Her çocuk farklıdır!
*Çocuklarımızın bir alışkanlığı kazanma süreleri, bizim istediğimiz süre olmayabilir. Her çocuk için bu süre değişik olacaktır. Kendi çocuğunuzu, diğer çocuklarla karşılaştırmayın. Çevrenizden bu yönde gelen kıyaslamalara kulaklarınızı tıkayın. Tuvalet alışkanlığını kazandırma sürecini kendinizi ve çocuğunuzu tanımada önemli bir adım diye algılarsanız bu süreci hem kendiniz hem de çocuğunuz için keyifli bir öğrenme sürecine dönüştürebilirsiniz.
Sağlıklı olan!
BazI anne ve babalar, çocuklarına çok erken bu eğitimi kazandırmış olmakla öğünürler. Ancak, bu sağlıklı bir kazanım olmaz. Belli bir biyolojik olgunluğa erişmeden yapılan tuvalet eğitimi hiç bir işe yaramadığı gibi duygusal olarak da hasar verebilir. Bireysel farklılıklar olmakla beraber, tuvalet eğitimi kazandırmak için gerekli biyolojik olgunluk 18.ayda tamamlanır. Anne ve babalar, çocuklarını gözlemleyerek bu eğitime hazır olup olmadığını anlayabilirler. Bu konuda gerçekleştirilmiş ölçeklerden yararlanabilirler.
Geceler kabusa dönmesin!
Tuvalet eğitiminde anne ve babayı en fazla zorlayan nokta geceleri bu eğitimin nasıl yapılacağı konusudur. İyi bir gözlemleme süreci sonunda çocuğun hangi aralıklarla tuvalete kaldırılması gerektiği saptanabilir. Tuvalet eğitiminin başlangıcında, kısa bir süre, geceleri bez kullanmaya devam edilebilir. Ancak, hem gece hem de gündüz aynı kararlılığı göstermenin çocuk üzerindeki etkisi daha olumludur.
Lazımlık ve çocuk
Diğer önemli bir nokta, çocuğu lazımlığa oturturken bu konu ile ilgili duygularını önemsemenin gerekliliğidir. Genellikle, beslenmenin ardından çocuk lazımlığa oturtulur. Eğer, oturmak istemiyorsa çok fazla zor zorlanmamalıdır. Zorla lazımlığa oturtulan çocuklar, bu sürede tuvaletlerini yapmamakta, kalktıktan sonra çamaşırlarına yapmaktadırlar. Bazen çocuklar, zorla lazımlığa oturtulmalarına tepki olarak dışkılarını yapmamakta direnirler ve ciddi kabızlık sorunları yaşarlar.
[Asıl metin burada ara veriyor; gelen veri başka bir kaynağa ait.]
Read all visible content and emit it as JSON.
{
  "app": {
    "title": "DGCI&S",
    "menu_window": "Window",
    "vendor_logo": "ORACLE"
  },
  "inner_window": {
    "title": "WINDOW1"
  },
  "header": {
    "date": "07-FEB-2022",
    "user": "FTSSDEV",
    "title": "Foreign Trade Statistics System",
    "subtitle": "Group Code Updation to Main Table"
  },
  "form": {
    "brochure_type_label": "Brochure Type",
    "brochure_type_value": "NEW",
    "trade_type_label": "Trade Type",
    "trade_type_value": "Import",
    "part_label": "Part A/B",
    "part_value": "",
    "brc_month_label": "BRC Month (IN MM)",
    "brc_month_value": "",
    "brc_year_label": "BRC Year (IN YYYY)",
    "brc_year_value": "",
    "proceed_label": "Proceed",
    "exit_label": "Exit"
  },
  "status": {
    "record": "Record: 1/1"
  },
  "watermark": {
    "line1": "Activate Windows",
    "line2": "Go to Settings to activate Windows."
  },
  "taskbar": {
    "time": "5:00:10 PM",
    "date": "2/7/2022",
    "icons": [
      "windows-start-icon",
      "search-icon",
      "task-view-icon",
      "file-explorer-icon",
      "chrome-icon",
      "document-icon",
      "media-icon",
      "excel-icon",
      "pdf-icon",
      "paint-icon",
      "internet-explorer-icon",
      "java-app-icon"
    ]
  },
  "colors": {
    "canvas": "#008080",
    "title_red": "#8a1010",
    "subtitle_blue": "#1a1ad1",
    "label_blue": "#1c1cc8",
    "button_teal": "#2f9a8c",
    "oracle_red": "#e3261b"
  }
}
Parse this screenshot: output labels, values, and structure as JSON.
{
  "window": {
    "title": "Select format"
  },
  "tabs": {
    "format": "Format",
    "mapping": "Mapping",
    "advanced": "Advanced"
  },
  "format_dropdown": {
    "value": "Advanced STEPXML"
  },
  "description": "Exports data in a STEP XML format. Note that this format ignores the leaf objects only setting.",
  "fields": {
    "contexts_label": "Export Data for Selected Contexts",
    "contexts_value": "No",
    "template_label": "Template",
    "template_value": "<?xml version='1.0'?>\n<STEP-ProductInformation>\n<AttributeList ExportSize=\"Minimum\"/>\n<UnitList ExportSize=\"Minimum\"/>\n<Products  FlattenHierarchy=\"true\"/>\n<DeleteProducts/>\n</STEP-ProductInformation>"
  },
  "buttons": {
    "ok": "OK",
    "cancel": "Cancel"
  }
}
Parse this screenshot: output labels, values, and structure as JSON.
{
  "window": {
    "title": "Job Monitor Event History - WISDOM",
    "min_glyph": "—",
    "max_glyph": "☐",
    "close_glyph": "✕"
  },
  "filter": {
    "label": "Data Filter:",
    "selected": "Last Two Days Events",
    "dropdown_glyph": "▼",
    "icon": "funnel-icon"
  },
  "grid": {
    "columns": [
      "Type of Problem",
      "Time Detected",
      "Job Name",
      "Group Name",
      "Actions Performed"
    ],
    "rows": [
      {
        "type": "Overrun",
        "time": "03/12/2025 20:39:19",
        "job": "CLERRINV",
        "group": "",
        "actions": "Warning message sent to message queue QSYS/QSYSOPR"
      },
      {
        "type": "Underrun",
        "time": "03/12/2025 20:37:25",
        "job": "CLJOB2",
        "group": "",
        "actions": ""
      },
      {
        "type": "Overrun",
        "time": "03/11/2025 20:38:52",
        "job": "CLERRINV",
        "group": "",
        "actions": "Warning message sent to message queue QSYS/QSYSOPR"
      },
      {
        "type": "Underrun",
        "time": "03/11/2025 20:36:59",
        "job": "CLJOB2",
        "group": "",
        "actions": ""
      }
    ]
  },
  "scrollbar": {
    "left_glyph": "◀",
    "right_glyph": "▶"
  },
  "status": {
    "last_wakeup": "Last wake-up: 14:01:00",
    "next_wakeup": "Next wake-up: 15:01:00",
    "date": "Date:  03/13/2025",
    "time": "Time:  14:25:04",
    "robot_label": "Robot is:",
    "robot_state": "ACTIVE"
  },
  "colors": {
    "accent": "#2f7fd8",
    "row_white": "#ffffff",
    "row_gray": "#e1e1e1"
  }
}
Ebeveynlerin tutumlarının niteliği
Tuvalet alışkanlığının kazandırılmasında anne, baba ya da çocuğun bakımını üstlenen diğer ebeveynlerin tutumlarının niteliği çok önemlidir. Telaşlanmadan, sakin sakin, sinirlenmeden, yerinde övgülerin yapıldığı bir eğitim sürecinden, hem çocuk hem de aile kazançlı çıkar. Çocuk, başarması gereken bir gelişim görevinin üstesinden gelmiş olur. Aynı zamanda, bu alışkanlığı kazanırken ailesinin tutumunun özelliğinin farkına varır. Bu farkındalık hem kendine hem de ailesine güven duymasına yol açar.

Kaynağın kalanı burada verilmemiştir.